Back then, Connick was a prodigy about to shed his shell: His 1987 eponymous debut and 20, its 1988 successor, contained plenty of hints that beneath the movie-star good looks was a kid who didn't need a compass to move around the keys. Sparse, elegant, tough -- that's how he played back then, merging James Booker's pounding with Thelonious Monk's fetish for space. That he could croon like an old saloon singer from Hoboken didn't hurt much back then; it just made him seem like the complete package, the dynamic duo beneath a single cape. At the time of its release in 1989, When Harry Met Sally... was merely the inevitable next step in his evolution: the proof that he could do Sinatra, even if that meant smoothing off the rough, gruff, shattered-heart edges for a top-of-the-pops audience. Fine -- nothing wrong with that record a little experience couldn't have fixed. Surely, it was only a matter of time before he returned Sinatra's voice and started using his own.

The problem was, each successive record seemed like a regression, more of the same-ol'-same-ol'...just with less. (If you can listen to 1990's Lofty's Roach Souffle and remember a single song 14 minutes after you're done, then I've got a copy of 1994's She that's all yours. If you can't, you can still have She. Gimme a call.

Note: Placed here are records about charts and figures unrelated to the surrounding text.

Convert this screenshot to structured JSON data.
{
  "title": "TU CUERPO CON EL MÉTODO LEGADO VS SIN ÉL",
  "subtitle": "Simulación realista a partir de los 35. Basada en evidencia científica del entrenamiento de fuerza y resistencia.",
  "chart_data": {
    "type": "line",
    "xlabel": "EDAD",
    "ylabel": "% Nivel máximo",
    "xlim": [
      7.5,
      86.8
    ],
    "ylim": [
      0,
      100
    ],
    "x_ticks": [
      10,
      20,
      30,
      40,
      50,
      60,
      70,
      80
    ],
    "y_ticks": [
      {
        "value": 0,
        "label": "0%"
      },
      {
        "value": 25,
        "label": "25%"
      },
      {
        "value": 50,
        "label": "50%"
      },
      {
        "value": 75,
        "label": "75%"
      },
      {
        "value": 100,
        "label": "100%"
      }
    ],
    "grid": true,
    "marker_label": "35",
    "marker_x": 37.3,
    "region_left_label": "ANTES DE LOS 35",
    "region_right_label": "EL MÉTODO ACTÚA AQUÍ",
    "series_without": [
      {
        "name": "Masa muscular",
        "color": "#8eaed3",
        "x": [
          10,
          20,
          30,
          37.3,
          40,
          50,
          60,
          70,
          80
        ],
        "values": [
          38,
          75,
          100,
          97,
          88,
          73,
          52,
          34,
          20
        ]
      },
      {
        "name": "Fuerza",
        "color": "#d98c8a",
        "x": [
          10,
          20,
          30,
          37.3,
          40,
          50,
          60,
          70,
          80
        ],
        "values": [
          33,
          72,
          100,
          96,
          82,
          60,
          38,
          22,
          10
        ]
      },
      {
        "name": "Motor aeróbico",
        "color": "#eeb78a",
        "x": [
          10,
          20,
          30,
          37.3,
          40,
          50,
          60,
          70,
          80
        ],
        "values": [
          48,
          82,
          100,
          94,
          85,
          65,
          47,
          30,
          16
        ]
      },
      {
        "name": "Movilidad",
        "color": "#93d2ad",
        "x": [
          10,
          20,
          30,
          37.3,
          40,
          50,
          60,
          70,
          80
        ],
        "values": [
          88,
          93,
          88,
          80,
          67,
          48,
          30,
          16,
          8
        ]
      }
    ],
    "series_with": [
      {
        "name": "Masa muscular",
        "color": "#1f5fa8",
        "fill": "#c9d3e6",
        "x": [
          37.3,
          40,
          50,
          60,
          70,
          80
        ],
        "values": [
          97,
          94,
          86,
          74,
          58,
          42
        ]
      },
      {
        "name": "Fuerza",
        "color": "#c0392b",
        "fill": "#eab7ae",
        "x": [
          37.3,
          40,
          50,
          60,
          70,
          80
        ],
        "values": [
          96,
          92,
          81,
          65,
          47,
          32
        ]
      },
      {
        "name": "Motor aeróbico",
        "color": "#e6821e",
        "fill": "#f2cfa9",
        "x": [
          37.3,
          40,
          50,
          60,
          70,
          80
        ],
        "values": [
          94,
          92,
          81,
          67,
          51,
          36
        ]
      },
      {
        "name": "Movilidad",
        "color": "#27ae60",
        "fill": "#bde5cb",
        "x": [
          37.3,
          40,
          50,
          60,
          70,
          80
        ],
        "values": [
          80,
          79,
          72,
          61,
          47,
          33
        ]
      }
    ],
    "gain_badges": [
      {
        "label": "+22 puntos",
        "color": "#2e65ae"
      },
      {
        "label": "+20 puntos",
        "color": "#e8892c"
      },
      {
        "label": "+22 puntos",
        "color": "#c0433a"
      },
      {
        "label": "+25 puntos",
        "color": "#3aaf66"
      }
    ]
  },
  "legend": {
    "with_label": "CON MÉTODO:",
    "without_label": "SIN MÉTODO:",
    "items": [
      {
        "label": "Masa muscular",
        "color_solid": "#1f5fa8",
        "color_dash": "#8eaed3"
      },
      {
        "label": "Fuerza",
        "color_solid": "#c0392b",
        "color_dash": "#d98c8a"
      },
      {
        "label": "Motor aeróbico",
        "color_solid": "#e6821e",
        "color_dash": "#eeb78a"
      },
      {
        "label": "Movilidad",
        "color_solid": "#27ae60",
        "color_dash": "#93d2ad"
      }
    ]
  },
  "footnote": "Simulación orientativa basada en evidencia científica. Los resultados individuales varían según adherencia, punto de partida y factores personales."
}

Seriously.) By the time he got around to 1996's Star Turtle -- this is not a made-up title, even if you've never actually heard or heard of this little gem -- Connick sounded more confused than anyone who's seen Eyes Wide Shut. This guy has no more business making New Orleans "funk" records than Andy Williams. But maybe he knows that: His brand-new Come By Me finds him reunited with his big band, performing a mixture of self-penned "standards" and some reckless redos of yellowing standbys (among them "Cry Me a River," "Time After Time," "Love for Sale," "There's No Business Like Show Business," and "Danny Boy," the last of which he sort of performed in Memphis Belle). Talk about a step backward: It's when Harry met Cole Porter all over again. Gad. It will, of course, sell millions.